TV review by Steve Bennett

At the press launch for King Gary, the creators spoke off the lack of working-class voices in sitcom. Which of course is true if you ignore Gavin & Stacey, Benidorm, Derry Girls, Birds Of A Feather, People Just Do Nothing, In The Long Run, Still Open All Hours, Still Game, The Young Offenders, Sliced, Mrs Brown’s Boys, Scarborough…

Of that lot, King Gary is probably closest to the brazenness of Benidorm, not least because it kicks off at a sun-drenched pool. But one that’s closer to Clacton than the Costas.

The Essex of this sitcom is the one of brash social status, with the successful working classes flaunting their wealth through designer labels (whether legit or snide) and the motors they drive as they try to become accepted by their middle-class neighbours. Aspiration and nouveau riche social climbing is everything, classic sitcom stuff.

Co-creator Tom Davis, so brilliant in Murder In Successville, is the title character, running a building business he inherited from his old man, a larger-than-life character played by Simon Day whose shadow he cannot escape.

He’s a rounded character, struggling a bit with this lot in life – especially when his fragile authority among the lads is challenged by building site prankster Lee Benson, a deeply unpleasant bully. 

But, likeable as he is, there’s perhaps a bit too much faith put in the fact audiences will find this slightly awkward but well-intentioned bear of a man inherently hilarious without doing that much. Prime example is a too-long scene in which Davis struts around trying to find the perfect walk to establish his dominion. 

Often the script is as unsubtle as the brash characters, such as the scene in which Gary’s supportive wife Terri (a breakthrough role for Laura Checkley) struggles to pass off a borrowed top-of-the-line Range Rover as her own.

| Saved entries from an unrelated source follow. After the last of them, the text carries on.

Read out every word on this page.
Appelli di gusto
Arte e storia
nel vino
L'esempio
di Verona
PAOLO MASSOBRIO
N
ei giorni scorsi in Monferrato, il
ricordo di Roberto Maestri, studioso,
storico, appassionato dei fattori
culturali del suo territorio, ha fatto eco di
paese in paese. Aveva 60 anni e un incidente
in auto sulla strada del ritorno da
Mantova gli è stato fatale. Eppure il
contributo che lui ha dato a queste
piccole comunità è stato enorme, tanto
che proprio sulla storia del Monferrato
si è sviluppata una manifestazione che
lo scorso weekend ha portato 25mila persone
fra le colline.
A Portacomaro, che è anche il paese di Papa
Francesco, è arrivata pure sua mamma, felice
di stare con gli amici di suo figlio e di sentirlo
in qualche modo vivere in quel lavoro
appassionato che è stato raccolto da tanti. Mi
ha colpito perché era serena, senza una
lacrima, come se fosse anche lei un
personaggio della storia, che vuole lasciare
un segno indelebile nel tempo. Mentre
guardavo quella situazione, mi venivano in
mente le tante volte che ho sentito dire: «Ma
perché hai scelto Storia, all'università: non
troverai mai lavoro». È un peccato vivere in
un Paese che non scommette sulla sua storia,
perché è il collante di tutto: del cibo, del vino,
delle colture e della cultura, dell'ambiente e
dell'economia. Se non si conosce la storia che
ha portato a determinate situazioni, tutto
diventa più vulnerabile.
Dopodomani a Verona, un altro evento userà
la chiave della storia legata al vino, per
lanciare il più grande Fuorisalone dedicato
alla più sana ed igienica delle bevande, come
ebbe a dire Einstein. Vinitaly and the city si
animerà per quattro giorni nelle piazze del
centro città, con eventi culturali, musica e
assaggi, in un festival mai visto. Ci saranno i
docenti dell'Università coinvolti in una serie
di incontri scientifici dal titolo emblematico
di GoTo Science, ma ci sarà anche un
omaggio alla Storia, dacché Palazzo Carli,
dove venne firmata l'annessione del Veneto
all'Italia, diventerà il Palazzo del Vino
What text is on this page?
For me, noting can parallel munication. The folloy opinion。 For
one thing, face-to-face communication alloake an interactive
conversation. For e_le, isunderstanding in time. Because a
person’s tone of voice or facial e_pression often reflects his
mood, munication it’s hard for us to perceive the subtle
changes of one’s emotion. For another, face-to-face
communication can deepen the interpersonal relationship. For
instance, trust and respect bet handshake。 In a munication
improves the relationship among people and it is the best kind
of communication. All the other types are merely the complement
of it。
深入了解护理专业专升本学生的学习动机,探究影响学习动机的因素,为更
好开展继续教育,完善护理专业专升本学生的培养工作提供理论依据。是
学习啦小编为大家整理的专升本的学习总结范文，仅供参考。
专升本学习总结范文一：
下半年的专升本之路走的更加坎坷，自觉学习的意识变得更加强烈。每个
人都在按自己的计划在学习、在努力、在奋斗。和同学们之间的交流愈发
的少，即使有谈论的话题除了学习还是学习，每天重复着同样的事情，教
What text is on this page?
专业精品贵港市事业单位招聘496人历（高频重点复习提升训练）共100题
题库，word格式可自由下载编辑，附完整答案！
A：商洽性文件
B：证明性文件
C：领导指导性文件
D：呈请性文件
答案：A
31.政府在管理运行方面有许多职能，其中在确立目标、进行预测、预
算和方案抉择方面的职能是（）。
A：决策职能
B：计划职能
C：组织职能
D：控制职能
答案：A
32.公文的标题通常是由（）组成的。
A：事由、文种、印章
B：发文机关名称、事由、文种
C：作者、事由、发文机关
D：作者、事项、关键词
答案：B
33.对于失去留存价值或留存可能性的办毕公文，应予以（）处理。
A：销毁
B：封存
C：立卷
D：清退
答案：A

Some of the shoutier moments – of which there are a few too many – recall Harry Enfield’s Self-Righteous Brother getting irate over nothing. Yet there are also some nuggets, too, from the very specific slang that’s employed to Day’s Big Gary referring to ‘one of them gaffs where cats and dogs stay’ since he can’t think of the word ‘kennels’.

Gary’s childlike moments also soften the grating high-volume moments, such as glee at his new glasses – ‘I can’t wait to see a peacock!’ – plus the fact that he reverts to the status of a schoolboy in the overbearing presence of his father.

Despite there already being a pilot last Christmas, this first of six new episodes still feels like a sitcom trying to find its feet – torn between its big, bold and lowish-common-denominator sensibilities and more imaginative moments and not quite achieving either, despite some winning casting.